The Jane’s Walk that wasn’t a walk
This weekend over 170 walks took place across Toronto for Jane’s Walk, a series of free walking tours, that bring together people to explore and celebrate their neighbourhood. Jane’s Walks are named after Jane Jacobs, a city planner in both New York and Toronto, who developed plenty of theories about what makes cities great places to live. Jane’s Walks have have now spread across the globe, having started in 2006 in Toronto in Jacobs’ honour.
Instead of going on a walk, we joined the rebellious tour and embarked on a 10 mile cycle loop in the the heart of Toronto’s midtown, and in the process taking our second-hand bikes on their first proper outing. The route is almost entirely off-road, with less than 1 mile on quiet side streets, and conveniently goes almost right past our front door!
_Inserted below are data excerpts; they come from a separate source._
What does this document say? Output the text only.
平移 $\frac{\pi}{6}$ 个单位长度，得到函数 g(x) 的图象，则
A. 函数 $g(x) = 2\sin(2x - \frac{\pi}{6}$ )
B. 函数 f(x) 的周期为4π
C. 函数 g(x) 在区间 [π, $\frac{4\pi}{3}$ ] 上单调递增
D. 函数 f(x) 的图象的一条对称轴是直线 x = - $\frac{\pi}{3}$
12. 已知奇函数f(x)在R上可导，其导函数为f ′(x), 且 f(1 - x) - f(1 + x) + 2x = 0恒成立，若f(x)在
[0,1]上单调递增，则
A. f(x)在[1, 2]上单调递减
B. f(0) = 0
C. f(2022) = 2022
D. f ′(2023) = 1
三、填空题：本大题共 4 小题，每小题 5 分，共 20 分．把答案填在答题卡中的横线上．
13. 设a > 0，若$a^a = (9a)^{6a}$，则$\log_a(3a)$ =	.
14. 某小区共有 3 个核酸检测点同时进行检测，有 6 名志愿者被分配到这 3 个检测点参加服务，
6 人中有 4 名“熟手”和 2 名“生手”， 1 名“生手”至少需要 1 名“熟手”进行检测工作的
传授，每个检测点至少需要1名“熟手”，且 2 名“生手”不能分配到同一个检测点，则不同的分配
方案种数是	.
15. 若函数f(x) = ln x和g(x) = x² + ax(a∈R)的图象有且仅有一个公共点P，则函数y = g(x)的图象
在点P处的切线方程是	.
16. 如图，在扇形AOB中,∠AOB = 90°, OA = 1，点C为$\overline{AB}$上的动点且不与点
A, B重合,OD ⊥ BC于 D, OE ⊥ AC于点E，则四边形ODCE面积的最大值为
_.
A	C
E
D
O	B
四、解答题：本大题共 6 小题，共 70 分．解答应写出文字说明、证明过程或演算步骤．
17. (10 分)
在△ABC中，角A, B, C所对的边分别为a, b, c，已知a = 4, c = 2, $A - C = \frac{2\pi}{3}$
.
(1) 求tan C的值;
The route started on the Kay Gardner Beltline Trail, a former railway corridor, whilst also taking advantage of Toronto’s extensive network of ravines. Other sites along the way included the huge Mount Pleasant Cemetery and the Evergreen Brick Works in the Don Valley. The Brick Works is a rejuvenated former quarry, now home to a farmers’ market, cafe, bike shops and parkland, but once provided bricks for many landmarks in Toronto, including Casa Loma.
The majority of the route was relatively flat and easy, making for a great Sunday afternoon bike ride in the sunshine (we’ll definitely be returning before next winter!). Unfortunately, towards the end there was a very big hill out of a ravine, which defeated Emma and many others in the group!
Our guide, Burns, did a great job in leading the group and educating us on many things along the way, including Torontonian history, the hidden rivers of the city and former infrastructure projects. It was also great to hear of some the successes that Cycle Toronto has enjoyed in campaigning for better cycling infrastructure in the area.